Bradley J. Monk, MD, FACS, FACOG: Olaparib added another 14%. I get it. We’re getting better at PARP inhibitors too. How does that play into your temptation to want to use a combination when a fifth of the patients aren’t going to be able to tolerate it?
Kathleen Moore, MD: I think it’s a great point, because I agree with you. Patients vote with their feet. When they don’t like something, they stop it and they go see someone else sometimes. I think that’s really accurate. I do want to look at the manuscripts a little more carefully, because in PAOLA-1, they combined.
Bradley J. Monk, MD, FACS, FACOG: Well, this has not been published yet.
Robert L. Coleman, MD, FACOG, FACS: That’s right.
Bradley J. Monk, MD, FACS, FACOG: This is different from the other 2. Keep going.
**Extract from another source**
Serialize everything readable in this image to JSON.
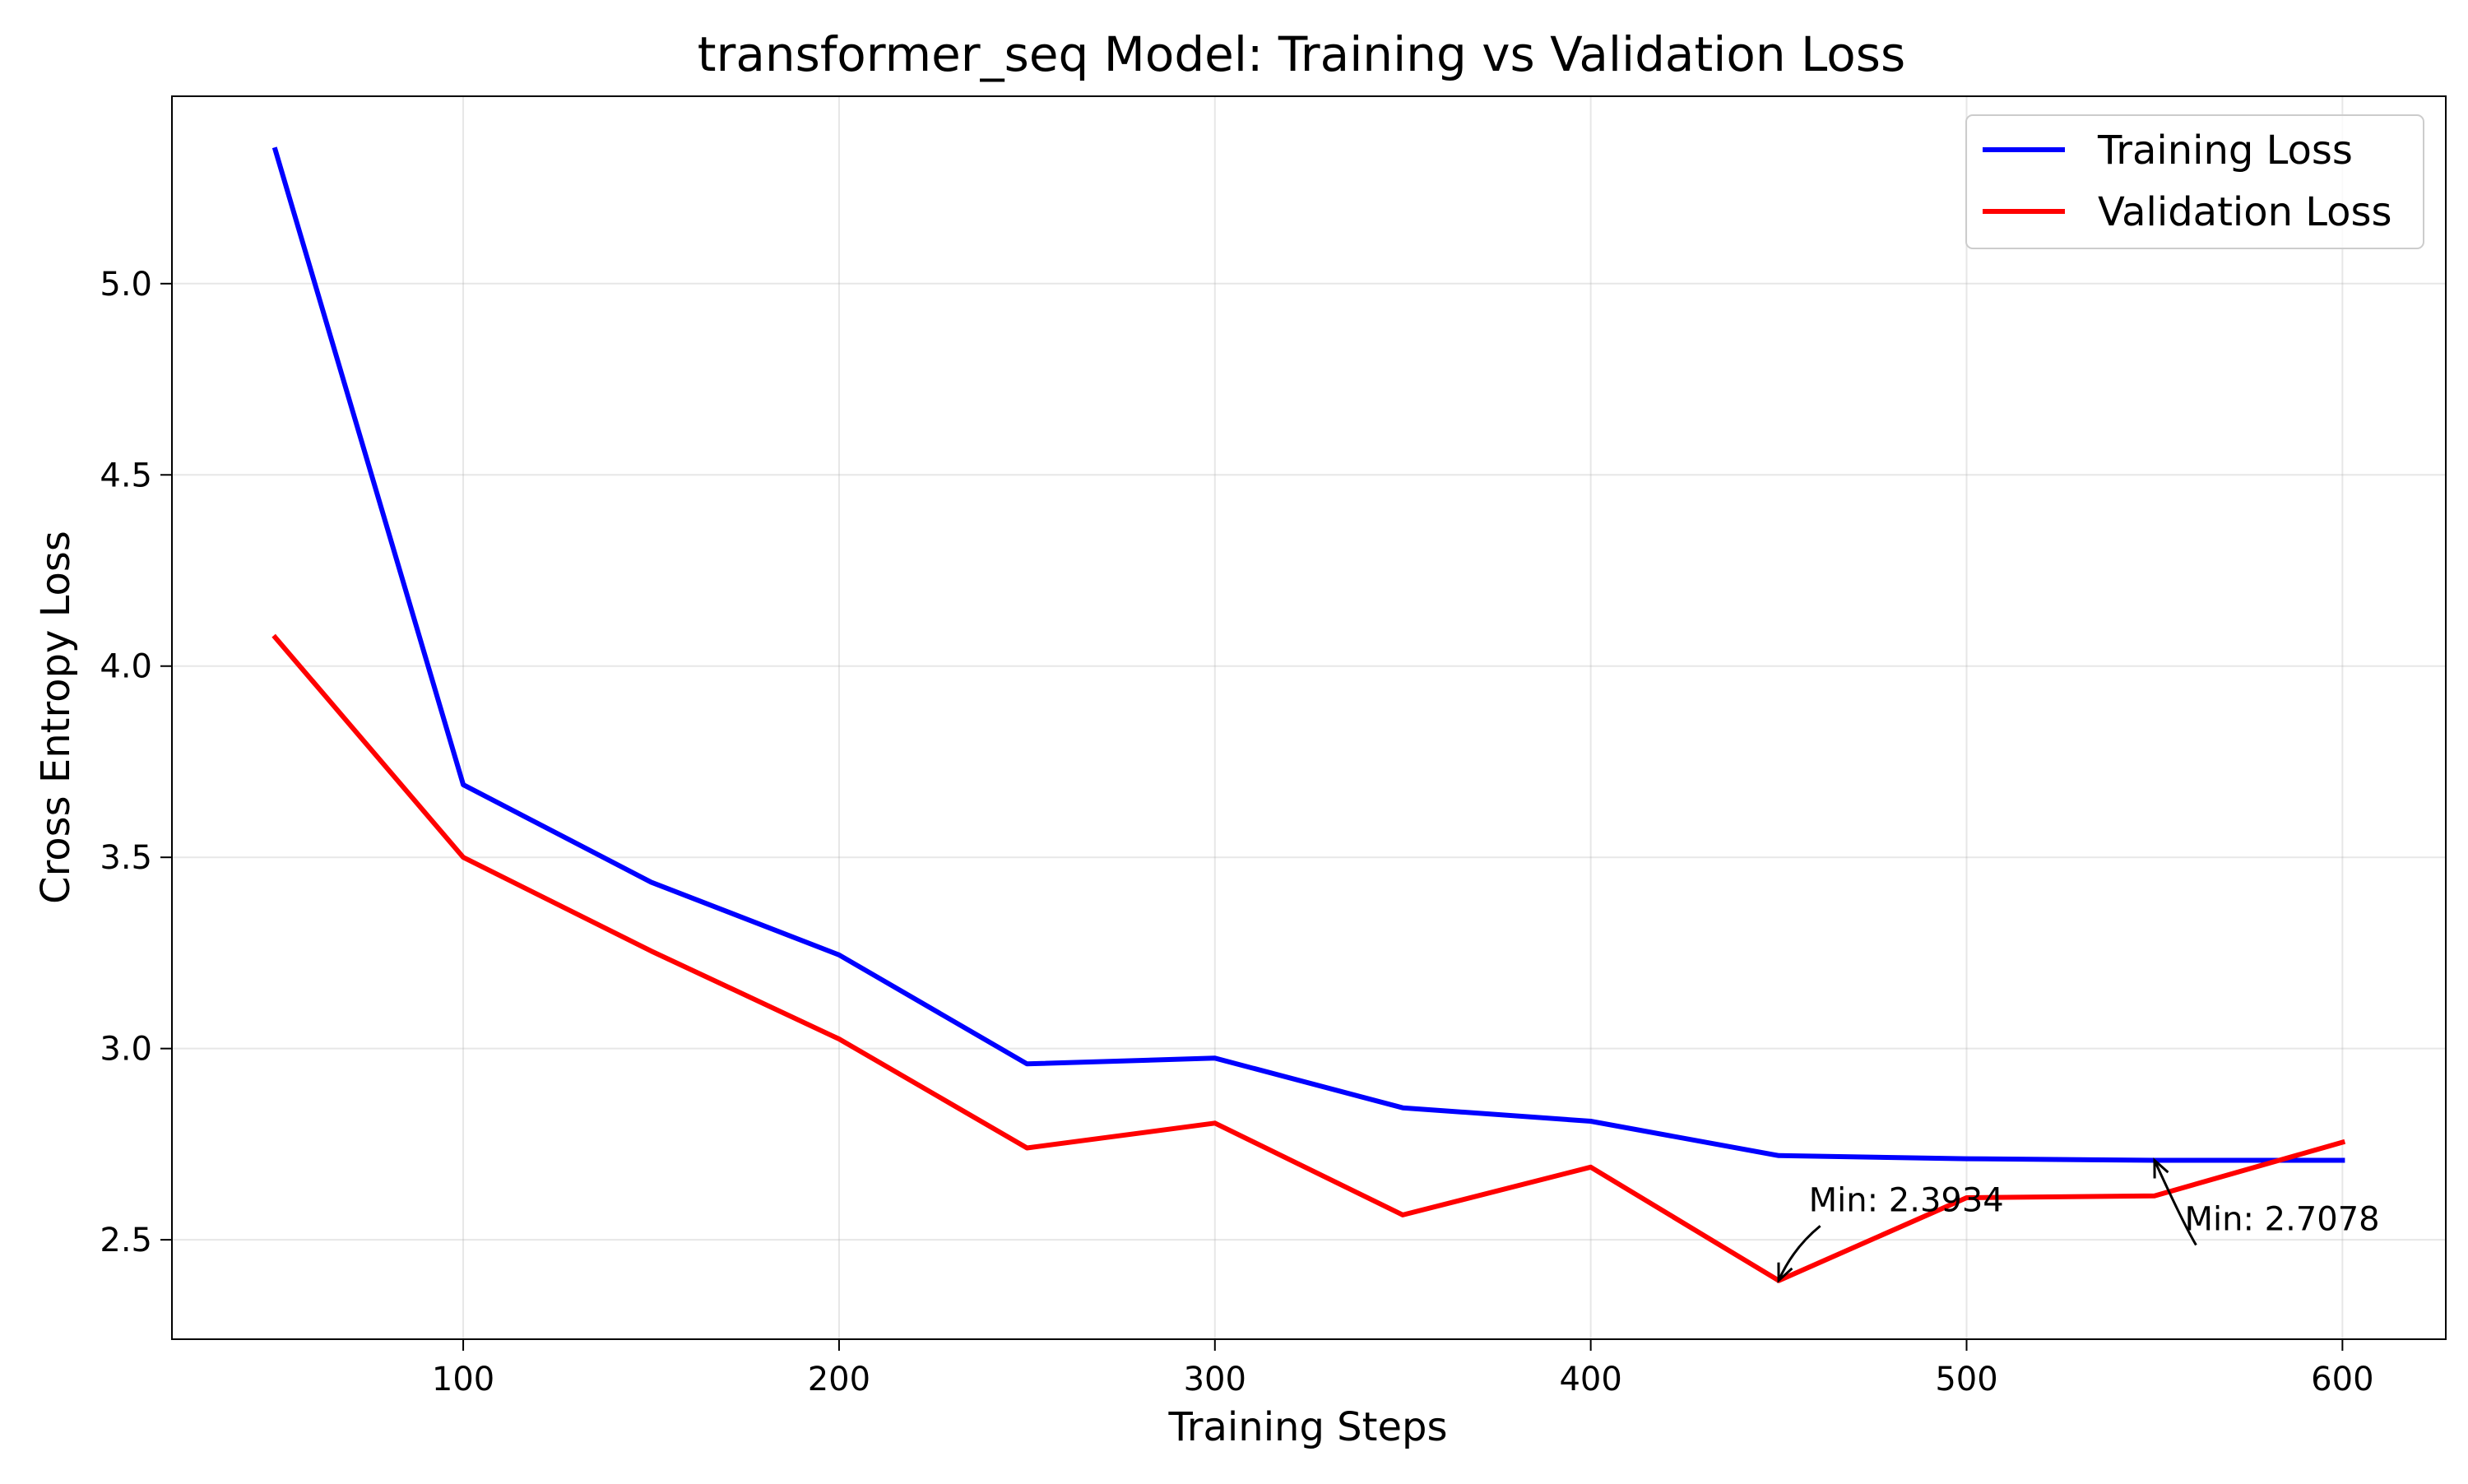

Kathleen Moore, MD: They combined, because the PI [principal investigator] told me they combined a lot. In SOLO-1, for example, we had discontinuations due to treatment-emergent adverse events. We had physician decision, patient decision, and unknown. Why do patients come off? Usually, it’s because they have a toxicity.
Bradley J. Monk, MD, FACS, FACOG: Call it whatever you want.
Kathleen Moore, MD: But they discontinue. If you add all of those up across these studies, it may be pretty close to 20% of patients discontinuing for some reason. I want to look at that before I really raise the flag on the PAOLA-1 discontinuation. It may be real, so I’d want to go on record as saying that, but I also think there may be something in how it was reported.
Shannon N. Westin, MD, MPH: Don’t you think we get better at it? You already made that point, right?
Bradley J. Monk, MD, FACS, FACOG: I do. I think we get better.
Shannon N. Westin, MD, MPH: The BEV [bevacizumab] discontinuation rate was about 20% when we were first using it, and now it’s about 6%. We just need to get better at giving the combinations. We need to make sure we’re acting quickly to mitigate adverse events and keep patients from saying “no more.”
Kathleen Moore, MD: It also may be, to your point—and I agree with what you just said, even though this is all exploratory—that there are patients who you know benefit from bevacizumab and all the other exploratory analysis—ascites and all these things. They are going to feel better on BEV [bevacizumab]. They know because you counsel them, or I hope you do, as opposed to patients who would still benefit some but are going to do fine either way. PAOLA-1 had all those patients. If they’re saying they feel pretty good but are just coming off, as opposed to someone who is very sick and now they feel better, they don’t stop. It’s different. It may be a lot of patient selection of who we put on this combo, and they stay on. They don’t want to go back.